We train the model, so we have the visual recognition model. We do know that those units make sense. They recognize that this is a kitchen. And we do know why, because we have the parts. So that's a classical standard AlexNet. The output is scene and object categorization, so we are still in categorization land.

And we can remove the last layer. And then this is a procedure that has been well published in computer vision and computer science, this notion of fine tuning and back propagation. So you use the network on learning that are learn to recognize places, and you finely tune and adopt the feature so that the task has change.

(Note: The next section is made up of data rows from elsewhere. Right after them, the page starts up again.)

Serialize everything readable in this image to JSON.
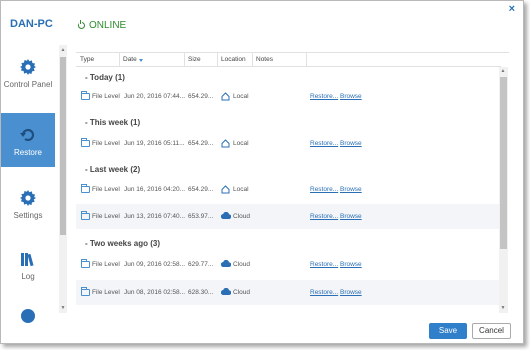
{
  "window": {
    "close_label": "×"
  },
  "header": {
    "pc_name": "DAN-PC",
    "status": "ONLINE",
    "status_color": "#2e8b2e"
  },
  "sidebar": {
    "items": [
      {
        "label": "Control Panel",
        "icon": "gear-icon",
        "active": false
      },
      {
        "label": "Restore",
        "icon": "restore-icon",
        "active": true
      },
      {
        "label": "Settings",
        "icon": "gear-icon",
        "active": false
      },
      {
        "label": "Log",
        "icon": "log-icon",
        "active": false
      },
      {
        "label": "",
        "icon": "info-icon",
        "active": false
      }
    ]
  },
  "table": {
    "columns": [
      "Type",
      "Date",
      "Size",
      "Location",
      "Notes"
    ],
    "sorted_column": "Date",
    "groups": [
      {
        "title": "Today (1)",
        "rows": [
          {
            "type": "File Level",
            "date": "Jun 20, 2016 07:44...",
            "size": "654.29...",
            "location": "Local",
            "location_icon": "home-icon",
            "restore": "Restore...",
            "browse": "Browse"
          }
        ]
      },
      {
        "title": "This week (1)",
        "rows": [
          {
            "type": "File Level",
            "date": "Jun 19, 2016 05:11...",
            "size": "654.29...",
            "location": "Local",
            "location_icon": "home-icon",
            "restore": "Restore...",
            "browse": "Browse"
          }
        ]
      },
      {
        "title": "Last week (2)",
        "rows": [
          {
            "type": "File Level",
            "date": "Jun 16, 2016 04:20...",
            "size": "654.29...",
            "location": "Local",
            "location_icon": "home-icon",
            "restore": "Restore...",
            "browse": "Browse"
          },
          {
            "type": "File Level",
            "date": "Jun 13, 2016 07:40...",
            "size": "653.97...",
            "location": "Cloud",
            "location_icon": "cloud-icon",
            "restore": "Restore...",
            "browse": "Browse"
          }
        ]
      },
      {
        "title": "Two weeks ago (3)",
        "rows": [
          {
            "type": "File Level",
            "date": "Jun 09, 2016 02:58...",
            "size": "629.77...",
            "location": "Cloud",
            "location_icon": "cloud-icon",
            "restore": "Restore...",
            "browse": "Browse"
          },
          {
            "type": "File Level",
            "date": "Jun 08, 2016 02:58...",
            "size": "628.30...",
            "location": "Cloud",
            "location_icon": "cloud-icon",
            "restore": "Restore...",
            "browse": "Browse"
          }
        ]
      }
    ]
  },
  "footer": {
    "save_label": "Save",
    "cancel_label": "Cancel"
  },
  "colors": {
    "accent": "#2f7fcb",
    "active_nav": "#4a90d0"
  }
}
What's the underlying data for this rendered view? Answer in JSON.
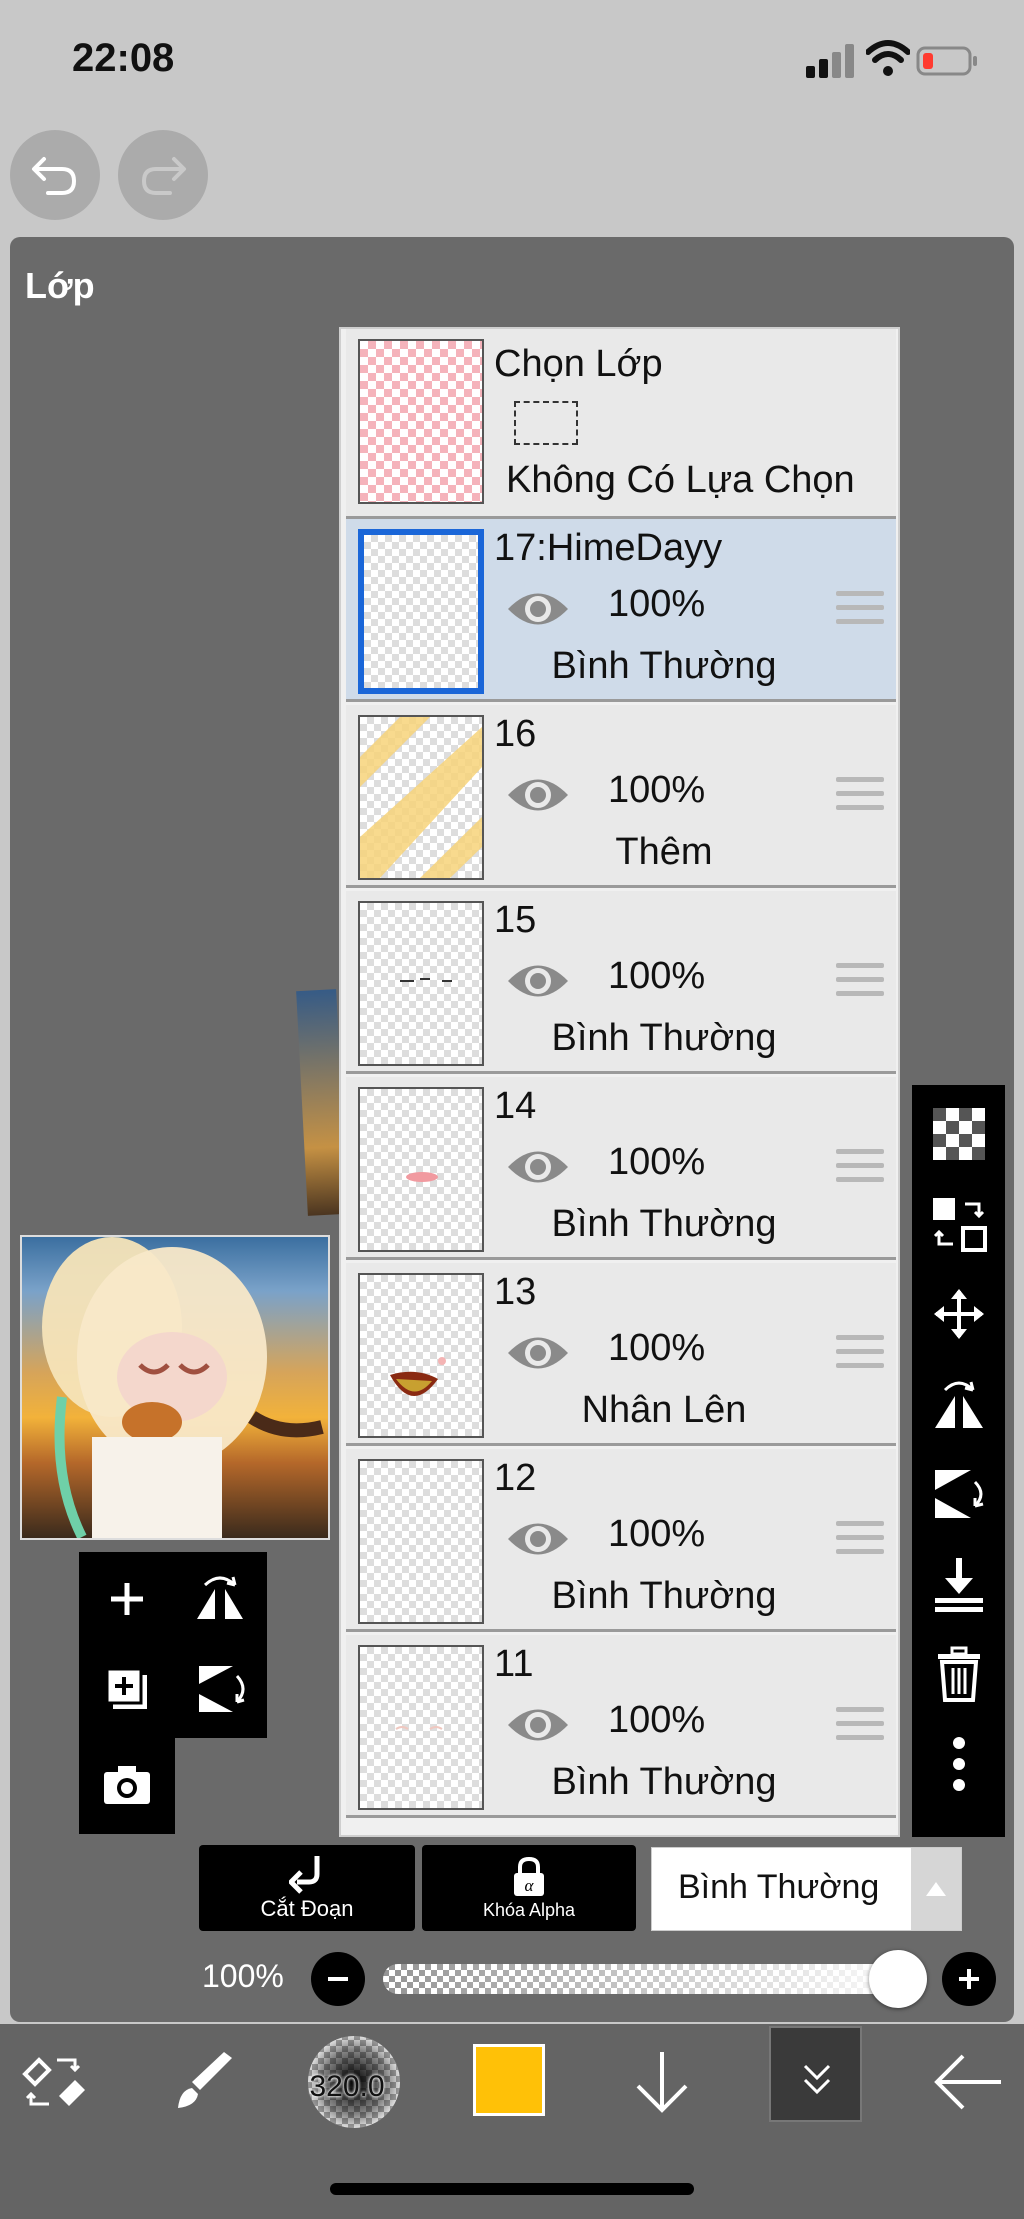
{
  "status_bar": {
    "time": "22:08",
    "battery_color": "#ff3b30"
  },
  "undo_redo": {
    "undo_icon": "undo-icon",
    "redo_icon": "redo-icon"
  },
  "panel": {
    "title": "Lớp"
  },
  "selection_layer": {
    "title": "Chọn Lớp",
    "status": "Không Có Lựa Chọn"
  },
  "layers": [
    {
      "name": "17:HimeDayy",
      "opacity": "100%",
      "mode": "Bình Thường",
      "selected": true
    },
    {
      "name": "16",
      "opacity": "100%",
      "mode": "Thêm",
      "selected": false
    },
    {
      "name": "15",
      "opacity": "100%",
      "mode": "Bình Thường",
      "selected": false
    },
    {
      "name": "14",
      "opacity": "100%",
      "mode": "Bình Thường",
      "selected": false
    },
    {
      "name": "13",
      "opacity": "100%",
      "mode": "Nhân Lên",
      "selected": false
    },
    {
      "name": "12",
      "opacity": "100%",
      "mode": "Bình Thường",
      "selected": false
    },
    {
      "name": "11",
      "opacity": "100%",
      "mode": "Bình Thường",
      "selected": false
    }
  ],
  "controls": {
    "clip_label": "Cắt Đoạn",
    "alpha_label": "Khóa Alpha",
    "blend_mode": "Bình Thường",
    "opacity_label": "100%",
    "opacity_value": 1.0
  },
  "bottom_bar": {
    "brush_size": "320.0",
    "color": "#ffc107"
  },
  "accent_color": "#1a66d8"
}
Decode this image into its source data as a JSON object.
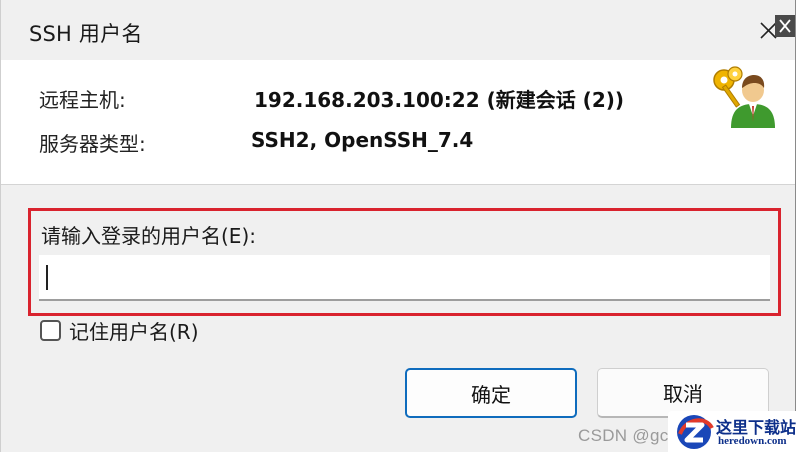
{
  "window": {
    "title": "SSH 用户名",
    "close_icon": "close-icon"
  },
  "info": {
    "host_label": "远程主机:",
    "host_value": "192.168.203.100:22 (新建会话 (2))",
    "server_type_label": "服务器类型:",
    "server_type_value": "SSH2, OpenSSH_7.4",
    "icon": "key-user-icon"
  },
  "form": {
    "username_label": "请输入登录的用户名(E):",
    "username_value": "",
    "highlight_color": "#d9232e"
  },
  "remember": {
    "label": "记住用户名(R)",
    "checked": false
  },
  "buttons": {
    "ok_label": "确定",
    "cancel_label": "取消"
  },
  "watermarks": {
    "csdn": "CSDN @gc",
    "site_name": "这里下载站",
    "site_url": "heredown.com"
  },
  "colors": {
    "accent": "#0f6cbd",
    "highlight": "#d9232e",
    "watermark_text": "#0d2f8a"
  }
}
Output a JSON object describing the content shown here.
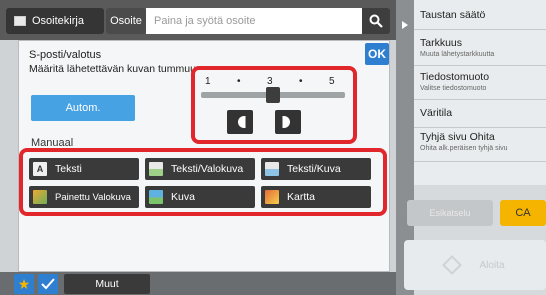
{
  "header": {
    "tab_addressbook": "Osoitekirja",
    "tab_address": "Osoite",
    "address_placeholder": "Paina ja syötä osoite"
  },
  "dialog": {
    "title": "S-posti/valotus",
    "subtitle": "Määritä lähetettävän kuvan tummuus",
    "ok_label": "OK",
    "auto_label": "Autom.",
    "manual_label": "Manuaal",
    "slider": {
      "ticks": [
        "1",
        "•",
        "3",
        "•",
        "5"
      ],
      "value": 3,
      "min": 1,
      "max": 5
    },
    "image_types": [
      {
        "label": "Teksti",
        "icon": "text-doc-icon",
        "color": "#f0f0f0"
      },
      {
        "label": "Teksti/Valokuva",
        "icon": "text-photo-icon",
        "color": "#9fd08a"
      },
      {
        "label": "Teksti/Kuva",
        "icon": "text-image-icon",
        "color": "#8ec4e6"
      },
      {
        "label": "Painettu Valokuva",
        "icon": "printed-photo-icon",
        "color": "#f0a830"
      },
      {
        "label": "Kuva",
        "icon": "image-icon",
        "color": "#5fb1e0"
      },
      {
        "label": "Kartta",
        "icon": "map-icon",
        "color": "#e36b3a"
      }
    ]
  },
  "side_panel": {
    "items": [
      {
        "label": "Taustan säätö",
        "sub": ""
      },
      {
        "label": "Tarkkuus",
        "sub": "Muuta lähetystarkkuutta"
      },
      {
        "label": "Tiedostomuoto",
        "sub": "Valitse tiedostomuoto"
      },
      {
        "label": "Väritila",
        "sub": ""
      },
      {
        "label": "Tyhjä sivu Ohita",
        "sub": "Ohita alk.peräisen tyhjä sivu"
      }
    ],
    "preview_label": "Esikatselu",
    "ca_label": "CA",
    "start_label": "Aloita"
  },
  "bottom": {
    "more_label": "Muut"
  },
  "colors": {
    "highlight": "#e1262c",
    "accent": "#2f7fd0",
    "ca": "#f4b400"
  }
}
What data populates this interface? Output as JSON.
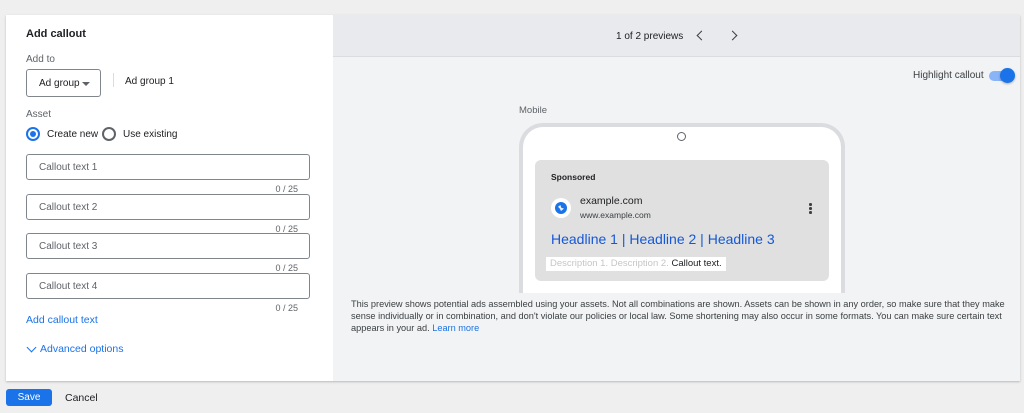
{
  "panel": {
    "title": "Add callout",
    "add_to_label": "Add to",
    "level_dropdown": "Ad group",
    "ad_group_name": "Ad group 1",
    "asset_label": "Asset",
    "radio_options": [
      {
        "label": "Create new",
        "selected": true
      },
      {
        "label": "Use existing",
        "selected": false
      }
    ],
    "fields": [
      {
        "placeholder": "Callout text 1",
        "counter": "0 / 25"
      },
      {
        "placeholder": "Callout text 2",
        "counter": "0 / 25"
      },
      {
        "placeholder": "Callout text 3",
        "counter": "0 / 25"
      },
      {
        "placeholder": "Callout text 4",
        "counter": "0 / 25"
      }
    ],
    "add_link": "Add callout text",
    "advanced_link": "Advanced options"
  },
  "preview": {
    "pager": "1 of 2 previews",
    "highlight_label": "Highlight callout",
    "highlight_on": true,
    "device_label": "Mobile",
    "ad": {
      "sponsored": "Sponsored",
      "domain": "example.com",
      "url": "www.example.com",
      "headline": "Headline 1 | Headline 2 | Headline 3",
      "description": "Description 1. Description 2.",
      "callout": "Callout text."
    },
    "note": "This preview shows potential ads assembled using your assets. Not all combinations are shown. Assets can be shown in any order, so make sure that they make sense individually or in combination, and don't violate our policies or local law. Some shortening may also occur in some formats. You can make sure certain text appears in your ad.",
    "learn_more": "Learn more"
  },
  "footer": {
    "save": "Save",
    "cancel": "Cancel"
  },
  "colors": {
    "accent": "#1a73e8",
    "headline": "#1558d6"
  }
}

So the task was recognition. And now, for the network, at the end there is a new task for that network that has learn all those object and scene. And the new task is now to learn that those element are of high, medium, or low memorability, which is a continuous value.

So by doing this, we have now a model where we give it a new image, and it's going to output a score between 0 and 1. And the human to human I'll show you is 0.68 correlation. The human to computer is 0.65, which mean now that there is a first model that can basically replicate human memorability of a group nearly at the level of a human.

And we use the data set of 60,000 image to finely tune the recognition model, as well as test with images that this has not shown.

And because we can open up this new network of memorability and look also now at the receptive field of the neuron that are related to high or low memorability image-- and we will publish every single receptive field on the web as well with this paper-- and thus now we can see the unit that are related, this higher level information of object or space or parts and so on that is related with images that are highly memorable in green, strong positive, or highly forgettable.

And we find, again, that if you have animate object or kind of object, roundish object, and so on, you can go [INAUDIBLE] those will make your images more memorable.

And so our last part is, so now that we do have this model that spill out responses at the level of human and indicate the parts that are related to higher memory, lower memory, at least as a guideline, then we can go back to a given image and emphasize the part that correspond to the high memorability receptive field and de-emphasize the part corresponding to the forgettable part of the receptive field.

And this give you images on the right like that that have been weighted by the element that are memorable and the element that are forgettable.

So maybe here it doesn't matter that the ground is forgettable. Here, the part I like to emphasize are the memorable one. But, for instance, in this imagine we have two person. And, well, she just happened to be more forgettable in this case, which will make a perfect CIA agent, if we think about it. And we did tested those.

So then, for a values part of navigation, I mean values scene, we do find that the element of exit or entrance, so where there's basically path and a 3D structure for navigation, tend also to be more memorable. So those are highlighted in those images.

Another example, where the kids will be more memorable than the features of the person. And I don't-- Well, I'm not an expert in game. You can explain that one to me.

So I have to stop because we need a break, and I might need to talk. However, here is a vision of where we are going. And maybe other people will be interested to go on this adventure. Because it's really, really just the beginning.

But if you now can have a model that at the level of a group of human predict which image are memorable, and as well, also match part of the visual region and even the higher level object recognition, then you can start having this similarity going on in this study between the human brain and all the part, from perception to memory and computational model, to characterize what the computation underlying those particular region. Because now you have model zero.

I'm not saying that the model I'm showing to you is a model that imitate the brain. But it's a model zero, and now it can be tuned to better learn the calculation that are done at different level along the visual to the memory hierarchy in order to characterize visual memory.